Videos are intended for victims of hate crimes to wear half of a plain blue Phantom of the Opera-type mask to hide part of their identity while sharing their story. Family members who share stories of loved ones whom they have lost to violence should wear the entire mask to show that they are speaking for someone that can no longer speak for themselves, he said.

The blue mask is a symbol of the organization, and Guerrero said he took the color from Facebook because that’s where the group started and also decided to use blue because of the black and blue bruises that physically heal but remain emotionally intact after violent acts.

He said he wants the project to go national with input and participation to make the public aware that hate crimes happen everywhere but are not always reported.

“What we want to accomplish nationally is that these things [hate crimes] are happening and people are getting away with it,” he said. “People aren’t talking about it.
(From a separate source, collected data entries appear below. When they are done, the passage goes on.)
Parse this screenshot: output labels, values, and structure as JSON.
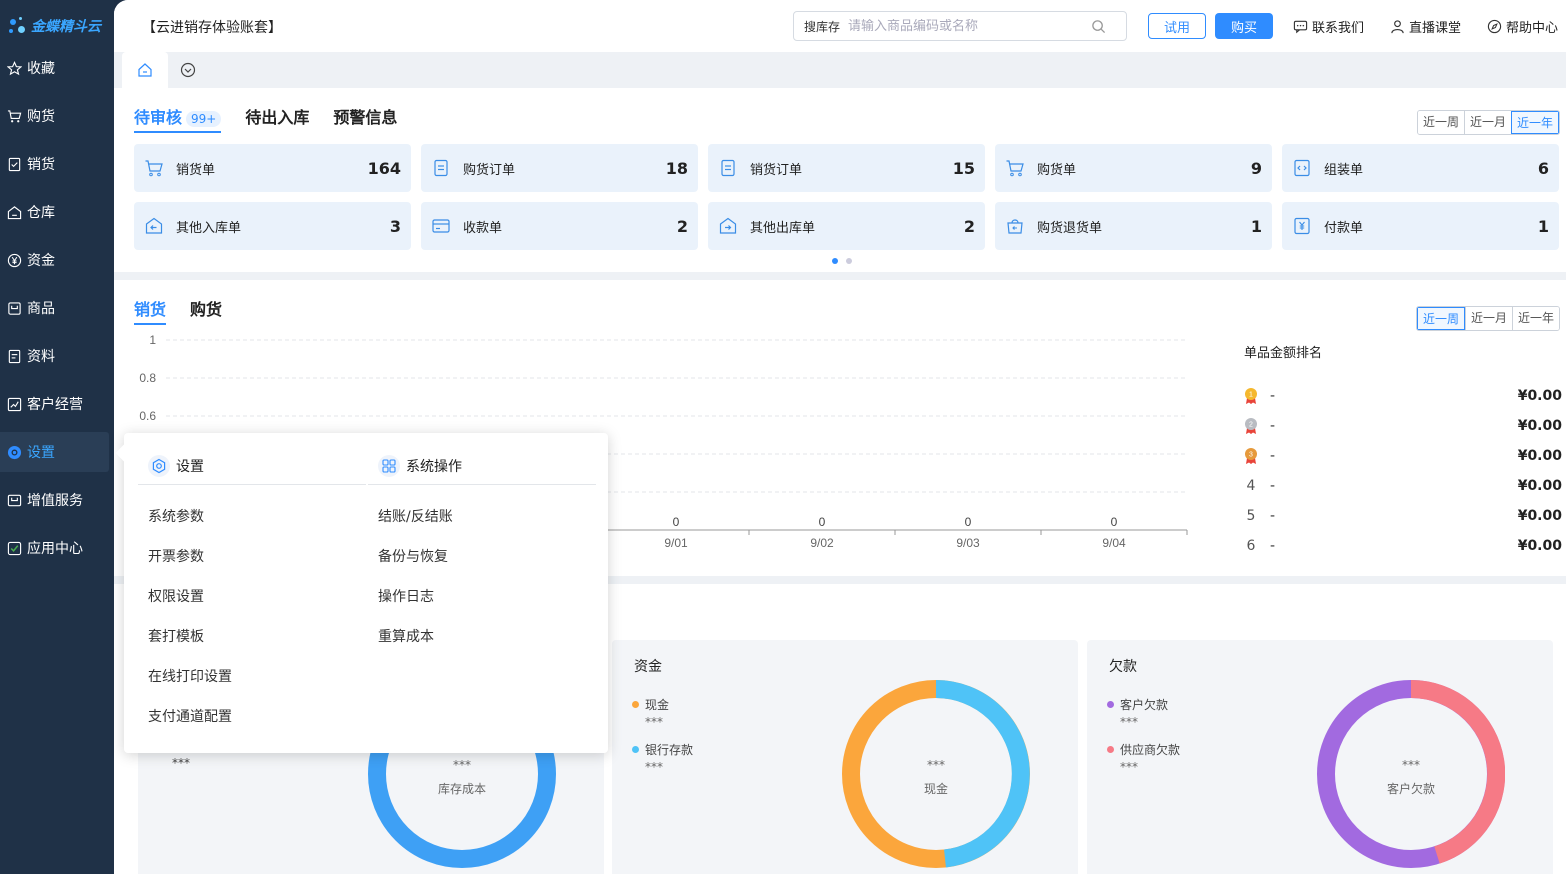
{
  "brand": {
    "logo_text": "金蝶精斗云"
  },
  "sidebar": {
    "items": [
      {
        "label": "收藏",
        "icon": "star-icon"
      },
      {
        "label": "购货",
        "icon": "cart-icon"
      },
      {
        "label": "销货",
        "icon": "document-icon"
      },
      {
        "label": "仓库",
        "icon": "warehouse-icon"
      },
      {
        "label": "资金",
        "icon": "yen-icon"
      },
      {
        "label": "商品",
        "icon": "box-icon"
      },
      {
        "label": "资料",
        "icon": "file-icon"
      },
      {
        "label": "客户经营",
        "icon": "chart-icon"
      },
      {
        "label": "设置",
        "icon": "settings-icon",
        "active": true
      },
      {
        "label": "增值服务",
        "icon": "service-icon"
      },
      {
        "label": "应用中心",
        "icon": "app-icon"
      }
    ]
  },
  "topbar": {
    "account": "【云进销存体验账套】",
    "search_label": "搜库存",
    "search_placeholder": "请输入商品编码或名称",
    "trial": "试用",
    "buy": "购买",
    "contact": "联系我们",
    "live": "直播课堂",
    "help": "帮助中心"
  },
  "pending": {
    "tabs": [
      "待审核",
      "待出入库",
      "预警信息"
    ],
    "badge": "99+",
    "ranges": [
      "近一周",
      "近一月",
      "近一年"
    ],
    "cards": [
      {
        "label": "销货单",
        "value": "164"
      },
      {
        "label": "购货订单",
        "value": "18"
      },
      {
        "label": "销货订单",
        "value": "15"
      },
      {
        "label": "购货单",
        "value": "9"
      },
      {
        "label": "组装单",
        "value": "6"
      },
      {
        "label": "其他入库单",
        "value": "3"
      },
      {
        "label": "收款单",
        "value": "2"
      },
      {
        "label": "其他出库单",
        "value": "2"
      },
      {
        "label": "购货退货单",
        "value": "1"
      },
      {
        "label": "付款单",
        "value": "1"
      }
    ]
  },
  "sales": {
    "tabs": [
      "销货",
      "购货"
    ],
    "ranges": [
      "近一周",
      "近一月",
      "近一年"
    ],
    "rank_title": "单品金额排名",
    "rank": [
      {
        "no": "1",
        "name": "-",
        "value": "¥0.00"
      },
      {
        "no": "2",
        "name": "-",
        "value": "¥0.00"
      },
      {
        "no": "3",
        "name": "-",
        "value": "¥0.00"
      },
      {
        "no": "4",
        "name": "-",
        "value": "¥0.00"
      },
      {
        "no": "5",
        "name": "-",
        "value": "¥0.00"
      },
      {
        "no": "6",
        "name": "-",
        "value": "¥0.00"
      }
    ]
  },
  "chart_data": {
    "type": "line",
    "categories": [
      "9/01",
      "9/02",
      "9/03",
      "9/04"
    ],
    "values": [
      0,
      0,
      0,
      0
    ],
    "data_labels": [
      "0",
      "0",
      "0",
      "0"
    ],
    "y_ticks": [
      "1",
      "0.8",
      "0.6"
    ],
    "ylim": [
      0,
      1
    ],
    "grid": true
  },
  "stats": {
    "inventory": {
      "extra": "***",
      "center_value": "***",
      "center_label": "库存成本"
    },
    "funds": {
      "title": "资金",
      "legend": [
        {
          "label": "现金",
          "value": "***",
          "color": "#fba63c"
        },
        {
          "label": "银行存款",
          "value": "***",
          "color": "#4fc3f7"
        }
      ],
      "center_value": "***",
      "center_label": "现金"
    },
    "debt": {
      "title": "欠款",
      "legend": [
        {
          "label": "客户欠款",
          "value": "***",
          "color": "#a26ae0"
        },
        {
          "label": "供应商欠款",
          "value": "***",
          "color": "#f67a86"
        }
      ],
      "center_value": "***",
      "center_label": "客户欠款"
    }
  },
  "popup": {
    "settings_title": "设置",
    "settings_items": [
      "系统参数",
      "开票参数",
      "权限设置",
      "套打模板",
      "在线打印设置",
      "支付通道配置"
    ],
    "ops_title": "系统操作",
    "ops_items": [
      "结账/反结账",
      "备份与恢复",
      "操作日志",
      "重算成本"
    ]
  }
}
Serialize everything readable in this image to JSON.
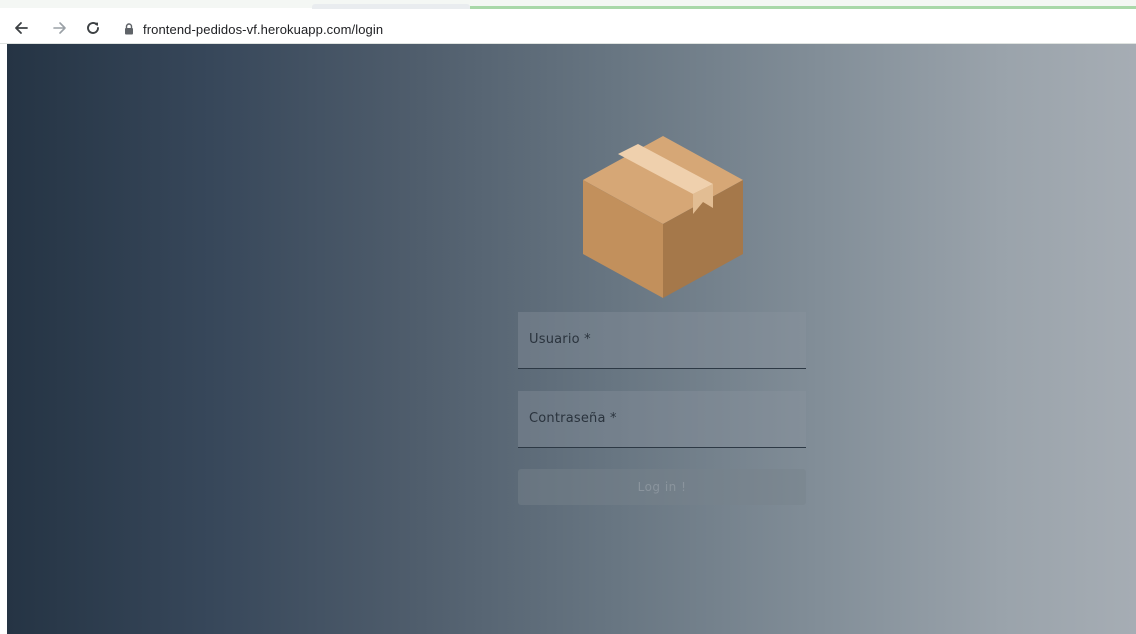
{
  "browser": {
    "back_icon": "arrow-left-icon",
    "forward_icon": "arrow-right-icon",
    "reload_icon": "reload-icon",
    "lock_icon": "lock-icon",
    "url": "frontend-pedidos-vf.herokuapp.com/login"
  },
  "login": {
    "logo_icon": "cardboard-box-icon",
    "username_label": "Usuario *",
    "password_label": "Contraseña *",
    "submit_label": "Log in !"
  },
  "colors": {
    "background_gradient_start": "#253444",
    "background_gradient_end": "#a6adb4",
    "box_top": "#d6a776",
    "box_left": "#c2905c",
    "box_right": "#a5784a",
    "box_tape": "#efd0ad"
  }
}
If they see other people speaking out, then maybe they’ll feel more comfortable talking about it.”

Guerrero said he has received more than 100 emails and Facebook messages from LGBT youth and family members who have contacted him to share their stories. The stories brought tears to his tears and made him realize the potential he has to help prevent future violence.

“It made me cry because people can’t say anything because they’re too scared to,” he said. “The further we can go with [the project], the better chance we have of preventing things from happening.”